Nella sua incredibile goffaggine il tentativo in extremis di ricucire i rapporti con i 5S fatto nel Lazio da Alessio D'Amato rivela allo stesso tempo quanto sciogliere quel nodo sia imprescindibile ma anche quanto sia quasi impossibile. Il candidato del Pd e assessore uscente alla Sanità non può non rendersi conto da solo di quanto sia fuori dalla realtà una proposta di alleanza su un nome come il suo, non concordato con il partito di Giuseppe Conte e indicato invece da quello di Carlo Calenda, basata sull'offerta della vicepresidenza alla candidata del Movimento, senza alcun confronto programmatico e con il pomo della discordia dell'inceneritore di mezzo. Più che altro la mossa dell'assessore serve a scaricare sui 5S la responsabilità della mancata alleanza e dunque della sconfitta. Cioè di un esito letteralmente incomprensibile per gli elettori, trattandosi di una regione nella quale i due partiti sono già insieme al governo e di una situazione nella quale l'alleanza porterebbe a una probabile vittoria mentre la divisione rende praticamente certa la sconfitta.

L'intesa, se cercata per tempo e con la giusta disposizione d'animo, sarebbe stata senza dubbio possibile.

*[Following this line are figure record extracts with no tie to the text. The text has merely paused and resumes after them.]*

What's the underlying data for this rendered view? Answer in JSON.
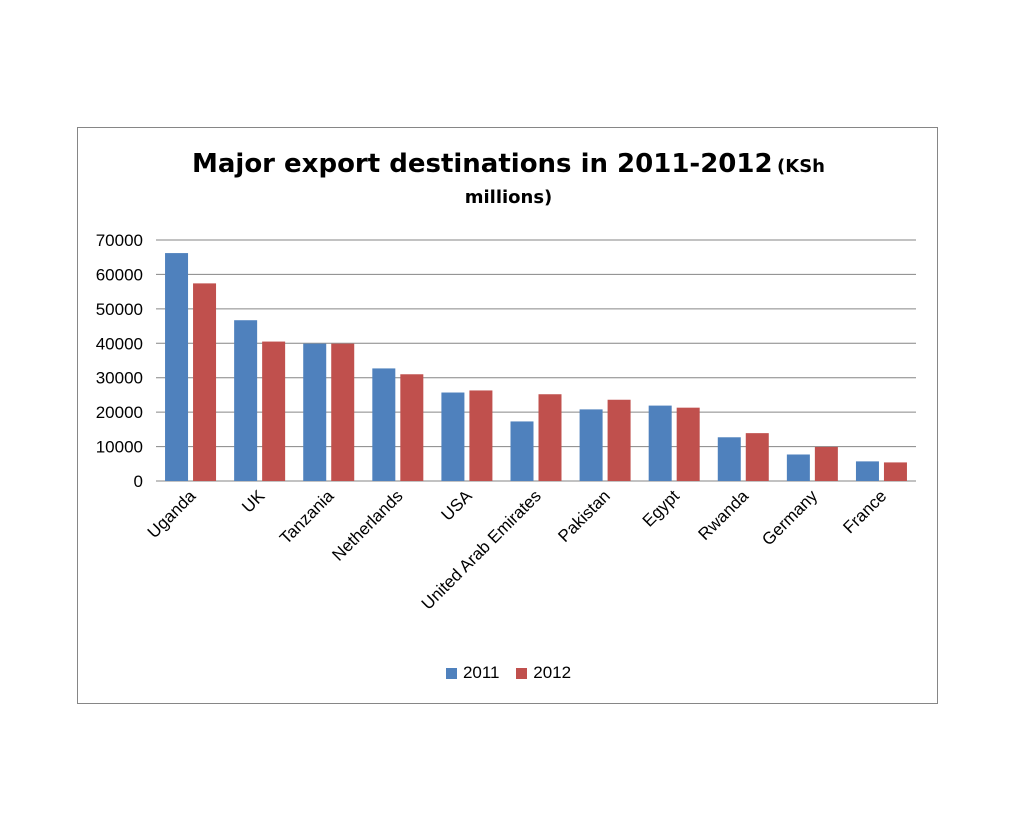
{
  "chart_data": {
    "type": "bar",
    "title": "Major export destinations in 2011-2012",
    "title_suffix_line1": "(KSh",
    "title_suffix_line2": "millions)",
    "categories": [
      "Uganda",
      "UK",
      "Tanzania",
      "Netherlands",
      "USA",
      "United Arab Emirates",
      "Pakistan",
      "Egypt",
      "Rwanda",
      "Germany",
      "France"
    ],
    "series": [
      {
        "name": "2011",
        "color": "#4F81BD",
        "values": [
          66200,
          46700,
          39900,
          32700,
          25700,
          17300,
          20800,
          21900,
          12700,
          7700,
          5700
        ]
      },
      {
        "name": "2012",
        "color": "#C0504D",
        "values": [
          57400,
          40500,
          39900,
          31000,
          26300,
          25200,
          23600,
          21300,
          13900,
          9900,
          5400
        ]
      }
    ],
    "yticks": [
      "0",
      "10000",
      "20000",
      "30000",
      "40000",
      "50000",
      "60000",
      "70000"
    ],
    "ylim": [
      0,
      70000
    ],
    "grid": true,
    "legend": "bottom"
  }
}
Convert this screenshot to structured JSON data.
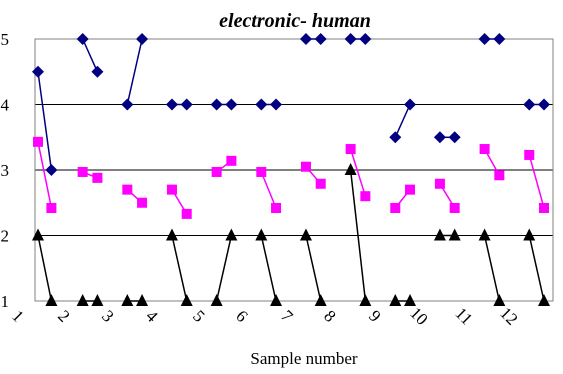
{
  "chart_data": {
    "type": "line",
    "title": "electronic- human",
    "xlabel": "Sample number",
    "ylabel": "",
    "ylim": [
      1,
      5
    ],
    "yticks": [
      "1",
      "2",
      "3",
      "4",
      "5"
    ],
    "categories": [
      "1",
      "2",
      "3",
      "4",
      "5",
      "6",
      "7",
      "8",
      "9",
      "10",
      "11",
      "12"
    ],
    "grid": true,
    "legend": "none",
    "series": [
      {
        "color": "#000080",
        "marker": "diamond",
        "points": [
          [
            1,
            4.5
          ],
          [
            1.3,
            3
          ],
          [
            null,
            null
          ],
          [
            2,
            5
          ],
          [
            2.33,
            4.5
          ],
          [
            null,
            null
          ],
          [
            3,
            4
          ],
          [
            3.33,
            5
          ],
          [
            null,
            null
          ],
          [
            4,
            4
          ],
          [
            4.33,
            4
          ],
          [
            null,
            null
          ],
          [
            5,
            4
          ],
          [
            5.33,
            4
          ],
          [
            null,
            null
          ],
          [
            6,
            4
          ],
          [
            6.33,
            4
          ],
          [
            null,
            null
          ],
          [
            7,
            5
          ],
          [
            7.33,
            5
          ],
          [
            null,
            null
          ],
          [
            8,
            5
          ],
          [
            8.33,
            5
          ],
          [
            null,
            null
          ],
          [
            9,
            3.5
          ],
          [
            9.33,
            4
          ],
          [
            null,
            null
          ],
          [
            10,
            3.5
          ],
          [
            10.33,
            3.5
          ],
          [
            null,
            null
          ],
          [
            11,
            5
          ],
          [
            11.33,
            5
          ],
          [
            null,
            null
          ],
          [
            12,
            4
          ],
          [
            12.33,
            4
          ]
        ]
      },
      {
        "color": "#ff00ff",
        "marker": "square",
        "points": [
          [
            1,
            3.43
          ],
          [
            1.3,
            2.42
          ],
          [
            null,
            null
          ],
          [
            2,
            2.97
          ],
          [
            2.33,
            2.88
          ],
          [
            null,
            null
          ],
          [
            3,
            2.7
          ],
          [
            3.33,
            2.5
          ],
          [
            null,
            null
          ],
          [
            4,
            2.7
          ],
          [
            4.33,
            2.33
          ],
          [
            null,
            null
          ],
          [
            5,
            2.97
          ],
          [
            5.33,
            3.14
          ],
          [
            null,
            null
          ],
          [
            6,
            2.97
          ],
          [
            6.33,
            2.42
          ],
          [
            null,
            null
          ],
          [
            7,
            3.05
          ],
          [
            7.33,
            2.79
          ],
          [
            null,
            null
          ],
          [
            8,
            3.32
          ],
          [
            8.33,
            2.6
          ],
          [
            null,
            null
          ],
          [
            9,
            2.42
          ],
          [
            9.33,
            2.7
          ],
          [
            null,
            null
          ],
          [
            10,
            2.79
          ],
          [
            10.33,
            2.42
          ],
          [
            null,
            null
          ],
          [
            11,
            3.32
          ],
          [
            11.33,
            2.92
          ],
          [
            null,
            null
          ],
          [
            12,
            3.23
          ],
          [
            12.33,
            2.42
          ]
        ]
      },
      {
        "color": "#000000",
        "marker": "triangle",
        "points": [
          [
            1,
            2
          ],
          [
            1.3,
            1
          ],
          [
            null,
            null
          ],
          [
            2,
            1
          ],
          [
            2.33,
            1
          ],
          [
            null,
            null
          ],
          [
            3,
            1
          ],
          [
            3.33,
            1
          ],
          [
            null,
            null
          ],
          [
            4,
            2
          ],
          [
            4.33,
            1
          ],
          [
            null,
            null
          ],
          [
            5,
            1
          ],
          [
            5.33,
            2
          ],
          [
            null,
            null
          ],
          [
            6,
            2
          ],
          [
            6.33,
            1
          ],
          [
            null,
            null
          ],
          [
            7,
            2
          ],
          [
            7.33,
            1
          ],
          [
            null,
            null
          ],
          [
            8,
            3
          ],
          [
            8.33,
            1
          ],
          [
            null,
            null
          ],
          [
            9,
            1
          ],
          [
            9.33,
            1
          ],
          [
            null,
            null
          ],
          [
            10,
            2
          ],
          [
            10.33,
            2
          ],
          [
            null,
            null
          ],
          [
            11,
            2
          ],
          [
            11.33,
            1
          ],
          [
            null,
            null
          ],
          [
            12,
            2
          ],
          [
            12.33,
            1
          ]
        ]
      }
    ]
  }
}
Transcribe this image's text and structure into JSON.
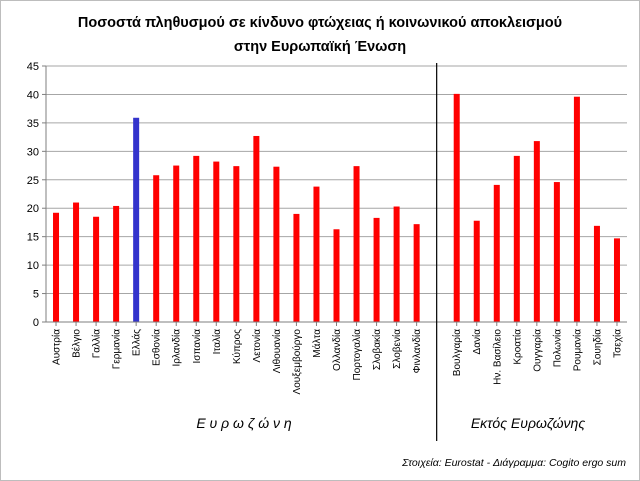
{
  "chart_data": {
    "type": "bar",
    "title_line1": "Ποσοστά πληθυσμού σε κίνδυνο φτώχειας ή κοινωνικού αποκλεισμού",
    "title_line2": "στην Ευρωπαϊκή Ένωση",
    "xlabel": "",
    "ylabel": "",
    "ylim": [
      0,
      45
    ],
    "yticks": [
      0,
      5,
      10,
      15,
      20,
      25,
      30,
      35,
      40,
      45
    ],
    "grid": true,
    "legend": "none",
    "colors": {
      "bar": "#ff0000",
      "highlight": "#3333cc",
      "grid": "#a6a6a6",
      "axis": "#7f7f7f",
      "divider": "#000000"
    },
    "groups": [
      {
        "label": "Ε υ ρ ω ζ ώ ν η",
        "categories": [
          "Αυστρία",
          "Βέλγιο",
          "Γαλλία",
          "Γερμανία",
          "Ελλάς",
          "Εσθονία",
          "Ιρλανδία",
          "Ισπανία",
          "Ιταλία",
          "Κύπρος",
          "Λετονία",
          "Λιθουανία",
          "Λουξεμβούργο",
          "Μάλτα",
          "Ολλανδία",
          "Πορτογαλία",
          "Σλοβακία",
          "Σλοβενία",
          "Φινλανδία"
        ],
        "values": [
          19.2,
          21.0,
          18.5,
          20.4,
          35.9,
          25.8,
          27.5,
          29.2,
          28.2,
          27.4,
          32.7,
          27.3,
          19.0,
          23.8,
          16.3,
          27.4,
          18.3,
          20.3,
          17.2
        ],
        "highlight_index": 4
      },
      {
        "label": "Εκτός Ευρωζώνης",
        "categories": [
          "Βουλγαρία",
          "Δανία",
          "Ην. Βασίλειο",
          "Κροατία",
          "Ουγγαρία",
          "Πολωνία",
          "Ρουμανία",
          "Σουηδία",
          "Τσεχία"
        ],
        "values": [
          40.1,
          17.8,
          24.1,
          29.2,
          31.8,
          24.6,
          39.6,
          16.9,
          14.7
        ]
      }
    ],
    "source": "Στοιχεία: Eurostat - Διάγραμμα: Cogito ergo sum"
  }
}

Il fatto che quella strada non sia stata seriamente battuta conferma quel che era già stato rivelato dal doppio disastro della crisi evitabile del governo Draghi e della rovinosa sconfitta nelle elezioni politiche: il Pd, date le sue divisioni interne, non è in grado di reggere l'alleanza con il M5S se non a condizione di un ruolo assolutamente subalterno di quest'ultimo. Alla vigilia della crisi il Pd si è prodotto in una serie di provocazioni che sembravano fatte apposta per allontanare Conte. L'obiettivo della strategia non poteva però essere questo, a meno di non sospettare che un'imperiosa voluttà suicida si sia impadronita del Nazareno. Lo scopo era piuttosto costringere platealmente i 5S ad accettare un ruolo ancillare, anche per piegare le resistenze interne al Pd stesso. Il Lazio prova che la batosta non ha cambiato di molto le cose.

Limitarsi ad aspettare nella speranza, del tutto incerta, che il tempo risolva da solo le cose probabilmente servirà a poco e l'illusione di fare dei 5S una ruota di scorta dovrebbe essere stata dissipata dai sondaggi che non autorizzano affatto una simile chimera. Dunque il prossimo segretario del Pd dovrà decidere se cercare sul serio un'alleanza politica con Conte, anche a costo di rischiare uno scontro interno duro, oppure se battere una strada opposta. Ma dovrà farlo nella pratica d'opposizione quotidiana, non nella leggerezza di dichiarazioni d'intenti prive di ogni incisività.

Nessuno può dire oggi quali saranno i banchi di prova di una possibile alleanza forgiata nella pratica politica d'opposizione. Alcune voci non secondarie sono però prevedibili. La prima è l'autonomia differenziata e su quel fronte non dovrebbero esserci problemi nel trovare una linea unitaria, almeno nella bocciatura della formula Calderoli. La seconda è più problematica: sul presidenzialismo il Pd dovrà scegliere tra una posizione negativa intransigente, come quella che assumerà Conte, e una posizione possibilista e dialogante. Nel primo caso rischia di ritrovarsi tagliato fuori dal gioco della prossima Repubblica, messo all'angolo dai centristi che invece certamente cercheranno un'intesa con la maggioranza. Il prezzo della seconda opzione sarebbe però una rottura forse senza più appello con il Movimento, al quale verrebbe così consegnata la bandiera della difesa della Costituzione. Sarà un dilemma in piena regola ma la scelta peggiore sarebbe schierarsi sulla posizione rigida senza però riuscire in cambio a comporre un fronte di sinistra con i 5S. Stando a quanto si è visto sinora non è affatto escluso che il Pd imbocchi proprio questa strada, continuando a farsi molto male da solo.